Extended Data Fig. 1. Challenges for identification of trait/phenotype-relevant cells using colocalization-based approaches and the network-based solution.

Extended Data Fig. 1

a, The kernel density plots show that high sparsity commonly exists across curated scATAC-seq data. The sparsity in scATAC-seq data is characterized using the peak-by-cell matrix from five different datasets. The sparsity of peaks is defined as the proportion of cells that show no signal (zero-valued) for a given peak (left) and the sparsity of cells is defined as the proportion of peaks that show no signal for a given cell (right).

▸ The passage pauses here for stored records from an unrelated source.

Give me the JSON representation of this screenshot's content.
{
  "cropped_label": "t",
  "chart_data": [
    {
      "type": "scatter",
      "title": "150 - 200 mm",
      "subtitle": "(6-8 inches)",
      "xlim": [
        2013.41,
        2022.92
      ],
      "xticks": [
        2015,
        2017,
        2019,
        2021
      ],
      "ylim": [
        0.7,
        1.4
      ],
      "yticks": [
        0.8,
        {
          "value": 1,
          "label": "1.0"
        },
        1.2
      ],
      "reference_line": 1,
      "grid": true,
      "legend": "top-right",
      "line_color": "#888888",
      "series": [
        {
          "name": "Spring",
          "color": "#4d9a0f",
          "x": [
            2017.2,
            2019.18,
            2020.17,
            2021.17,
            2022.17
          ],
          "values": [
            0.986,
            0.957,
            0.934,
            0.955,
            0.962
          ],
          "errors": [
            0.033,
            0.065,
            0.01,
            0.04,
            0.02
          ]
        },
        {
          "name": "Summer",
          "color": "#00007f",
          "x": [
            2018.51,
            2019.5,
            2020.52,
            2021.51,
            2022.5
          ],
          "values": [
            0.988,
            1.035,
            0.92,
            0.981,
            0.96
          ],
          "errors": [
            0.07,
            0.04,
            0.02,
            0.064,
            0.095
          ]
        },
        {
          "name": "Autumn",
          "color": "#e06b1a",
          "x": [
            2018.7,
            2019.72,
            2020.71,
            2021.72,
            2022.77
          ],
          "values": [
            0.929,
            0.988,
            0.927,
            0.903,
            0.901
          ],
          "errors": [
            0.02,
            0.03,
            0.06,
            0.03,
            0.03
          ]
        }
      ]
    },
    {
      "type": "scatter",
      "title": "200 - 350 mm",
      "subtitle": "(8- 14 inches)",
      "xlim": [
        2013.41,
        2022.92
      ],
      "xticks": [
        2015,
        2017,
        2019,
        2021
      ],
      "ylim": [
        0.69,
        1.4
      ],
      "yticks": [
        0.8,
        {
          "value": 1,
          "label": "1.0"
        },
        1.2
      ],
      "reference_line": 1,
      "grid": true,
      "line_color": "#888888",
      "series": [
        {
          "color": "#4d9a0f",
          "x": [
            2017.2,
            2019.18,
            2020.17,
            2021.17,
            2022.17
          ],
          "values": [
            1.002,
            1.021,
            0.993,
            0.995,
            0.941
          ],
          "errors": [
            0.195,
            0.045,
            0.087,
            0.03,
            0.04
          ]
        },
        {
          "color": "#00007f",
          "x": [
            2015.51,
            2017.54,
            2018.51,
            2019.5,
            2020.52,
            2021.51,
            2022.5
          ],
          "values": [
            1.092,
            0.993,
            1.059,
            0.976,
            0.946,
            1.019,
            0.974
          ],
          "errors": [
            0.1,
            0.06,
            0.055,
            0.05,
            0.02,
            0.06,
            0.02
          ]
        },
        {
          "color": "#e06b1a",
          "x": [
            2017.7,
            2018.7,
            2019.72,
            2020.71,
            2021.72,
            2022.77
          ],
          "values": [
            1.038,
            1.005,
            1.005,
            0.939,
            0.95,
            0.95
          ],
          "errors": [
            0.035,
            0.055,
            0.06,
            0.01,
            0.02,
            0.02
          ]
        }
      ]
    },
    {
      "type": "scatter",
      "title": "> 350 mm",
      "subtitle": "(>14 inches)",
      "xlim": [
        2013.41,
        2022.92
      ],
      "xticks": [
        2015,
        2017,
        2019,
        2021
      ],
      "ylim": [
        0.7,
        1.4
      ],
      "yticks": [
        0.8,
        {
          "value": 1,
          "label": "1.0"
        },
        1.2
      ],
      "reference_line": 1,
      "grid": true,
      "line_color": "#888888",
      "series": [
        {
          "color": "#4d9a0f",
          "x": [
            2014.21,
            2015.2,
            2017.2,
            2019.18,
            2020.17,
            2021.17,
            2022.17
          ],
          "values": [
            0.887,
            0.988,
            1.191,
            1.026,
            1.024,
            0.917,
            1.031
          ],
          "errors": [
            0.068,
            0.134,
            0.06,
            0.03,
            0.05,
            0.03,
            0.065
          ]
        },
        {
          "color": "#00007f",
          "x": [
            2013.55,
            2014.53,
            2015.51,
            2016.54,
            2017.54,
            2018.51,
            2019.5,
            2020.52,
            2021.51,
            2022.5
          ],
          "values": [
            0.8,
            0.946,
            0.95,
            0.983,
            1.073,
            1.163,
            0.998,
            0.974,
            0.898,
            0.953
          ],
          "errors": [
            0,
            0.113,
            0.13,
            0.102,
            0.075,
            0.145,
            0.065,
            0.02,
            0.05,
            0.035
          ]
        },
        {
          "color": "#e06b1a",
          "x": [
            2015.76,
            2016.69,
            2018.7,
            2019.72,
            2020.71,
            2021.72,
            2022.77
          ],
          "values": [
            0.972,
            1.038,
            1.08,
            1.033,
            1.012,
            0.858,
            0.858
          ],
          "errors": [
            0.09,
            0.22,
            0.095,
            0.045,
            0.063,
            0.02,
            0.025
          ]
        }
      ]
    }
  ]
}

The 10X PBMC scATAC-seq dataset is used in the following SCAVENGE analysis. b, To investigate the causal cell type/state that is relevant to a genetic trait, the most used strategy is co-localization of epigenetic signals that occur in regulatory elements (peaks) and risk variants. However, this approach is uninformative for a majority of cells when applied to scATAC-seq profiles. Given the noise and sparse nature of scATAC-seq data, absence of signals are extensive across cells and regulatory peaks, which cannot be distinguished between technical or biological causes. Therefore, only a few cells demonstrate reliable phenotypic relevance. c, Global high-dimensional features of individual single cells are sufficient to represent the underlying cell identities or states, which enables the relationships among such cells to be readily inferred. We reason that the real relevant cell populations can be revealed and recovered by building a search engine for cell-to-cell networks that enable discovery of similar cells with the same phenotype. d, UMAP plots display M-kNN graph construction from the latent space for the 10X PBMC scATAC-seq profiles.